= Mount Zero-Taravale Sanctuary =

Nature reserve in Queensland, Australia

Mount Zero-Taravale Sanctuary is a 600 km^{2} nature reserve in north-east Queensland, Australia, 60 km north-west of Townsville. It is owned and managed by the Australian Wildlife Conservancy (AWC). It is located on the boundary of the Wet Tropics bioregion and Einasleigh Uplands bioregion, adjacent to the Wet Tropics World Heritage Site. The property varies in altitude from 350 m in the south-west to 1,050 m in the north-east, and in landform from rugged mountains to a broad alluvial valley. The vegetation includes rainforest, grassy eucalypt woodlands and open hoop pine woodlands.
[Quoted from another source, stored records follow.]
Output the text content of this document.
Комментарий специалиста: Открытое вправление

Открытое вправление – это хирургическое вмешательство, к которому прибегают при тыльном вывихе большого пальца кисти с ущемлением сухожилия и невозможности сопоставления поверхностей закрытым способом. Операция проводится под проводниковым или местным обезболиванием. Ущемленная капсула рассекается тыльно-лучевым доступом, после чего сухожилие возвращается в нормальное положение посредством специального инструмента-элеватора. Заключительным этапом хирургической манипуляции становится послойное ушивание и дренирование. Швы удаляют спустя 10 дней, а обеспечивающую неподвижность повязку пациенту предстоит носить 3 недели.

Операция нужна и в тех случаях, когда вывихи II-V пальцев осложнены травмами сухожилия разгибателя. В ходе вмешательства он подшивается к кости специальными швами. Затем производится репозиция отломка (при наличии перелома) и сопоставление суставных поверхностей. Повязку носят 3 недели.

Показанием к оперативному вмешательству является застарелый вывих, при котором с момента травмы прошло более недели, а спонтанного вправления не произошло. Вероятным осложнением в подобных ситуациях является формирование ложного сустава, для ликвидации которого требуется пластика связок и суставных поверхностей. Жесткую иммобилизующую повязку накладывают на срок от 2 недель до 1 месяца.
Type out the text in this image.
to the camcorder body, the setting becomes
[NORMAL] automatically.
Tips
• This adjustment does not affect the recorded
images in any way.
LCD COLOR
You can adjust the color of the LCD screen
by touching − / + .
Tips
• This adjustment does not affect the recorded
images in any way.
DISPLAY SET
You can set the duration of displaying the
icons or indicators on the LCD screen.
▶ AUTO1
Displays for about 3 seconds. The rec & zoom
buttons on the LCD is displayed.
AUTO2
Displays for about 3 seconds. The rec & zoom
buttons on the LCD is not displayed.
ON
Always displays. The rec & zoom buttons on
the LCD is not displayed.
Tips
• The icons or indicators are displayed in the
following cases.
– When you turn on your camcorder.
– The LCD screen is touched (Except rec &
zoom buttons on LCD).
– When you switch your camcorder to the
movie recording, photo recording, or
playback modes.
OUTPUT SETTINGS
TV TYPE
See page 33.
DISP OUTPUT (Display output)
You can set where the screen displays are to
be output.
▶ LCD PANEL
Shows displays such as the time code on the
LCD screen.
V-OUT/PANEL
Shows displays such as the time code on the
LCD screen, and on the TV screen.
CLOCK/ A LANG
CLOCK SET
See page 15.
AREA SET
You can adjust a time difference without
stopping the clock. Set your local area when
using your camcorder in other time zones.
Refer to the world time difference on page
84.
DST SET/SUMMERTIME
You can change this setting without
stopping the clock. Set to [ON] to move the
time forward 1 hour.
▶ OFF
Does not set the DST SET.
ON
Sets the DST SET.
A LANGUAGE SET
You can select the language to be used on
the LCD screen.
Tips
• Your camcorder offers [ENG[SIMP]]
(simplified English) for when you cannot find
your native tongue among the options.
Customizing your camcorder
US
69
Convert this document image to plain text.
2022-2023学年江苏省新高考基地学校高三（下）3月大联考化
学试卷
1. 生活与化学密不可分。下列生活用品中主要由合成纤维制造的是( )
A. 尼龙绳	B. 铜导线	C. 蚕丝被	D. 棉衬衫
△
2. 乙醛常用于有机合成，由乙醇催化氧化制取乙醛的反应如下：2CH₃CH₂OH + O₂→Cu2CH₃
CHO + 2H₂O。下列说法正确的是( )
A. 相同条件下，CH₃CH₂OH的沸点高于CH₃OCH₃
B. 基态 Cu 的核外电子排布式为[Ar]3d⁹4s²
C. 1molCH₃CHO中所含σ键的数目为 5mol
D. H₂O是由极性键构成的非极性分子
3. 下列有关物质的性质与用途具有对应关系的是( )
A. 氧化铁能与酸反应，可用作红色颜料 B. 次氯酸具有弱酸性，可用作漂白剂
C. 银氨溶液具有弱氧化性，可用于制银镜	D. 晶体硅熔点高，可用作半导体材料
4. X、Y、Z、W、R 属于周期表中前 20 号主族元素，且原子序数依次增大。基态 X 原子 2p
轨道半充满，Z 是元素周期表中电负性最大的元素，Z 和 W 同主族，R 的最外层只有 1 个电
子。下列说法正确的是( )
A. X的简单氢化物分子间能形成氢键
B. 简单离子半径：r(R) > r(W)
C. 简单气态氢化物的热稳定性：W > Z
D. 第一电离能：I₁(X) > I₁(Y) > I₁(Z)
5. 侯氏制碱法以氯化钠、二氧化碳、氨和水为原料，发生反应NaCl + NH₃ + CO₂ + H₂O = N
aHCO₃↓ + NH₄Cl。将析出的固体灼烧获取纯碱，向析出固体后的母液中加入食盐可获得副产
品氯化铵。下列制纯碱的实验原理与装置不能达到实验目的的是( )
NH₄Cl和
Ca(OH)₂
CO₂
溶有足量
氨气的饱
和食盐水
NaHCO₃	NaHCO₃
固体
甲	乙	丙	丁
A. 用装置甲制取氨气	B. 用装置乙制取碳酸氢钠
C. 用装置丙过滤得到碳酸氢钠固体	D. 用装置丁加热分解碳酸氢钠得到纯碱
Annual rainfall varies from 900 mm in the southern section to 1300 mm in the north-east.

==History==
Mount Zero and Taravale were separate pastoral leases primarily managed for cattle grazing for over 50 years. Mount Zero was acquired by AWC in 2002, and Taravale in 2003, with assistance from the Natural Heritage Trust. As well as cattle grazing, some small-scale tin-mining and selective logging has taken place on the property before acquisition by AWC.

==Fauna==
Threatened fauna found on Mount Zero-Taravale include the southern cassowary, masked owl, northern bettong and northern quoll.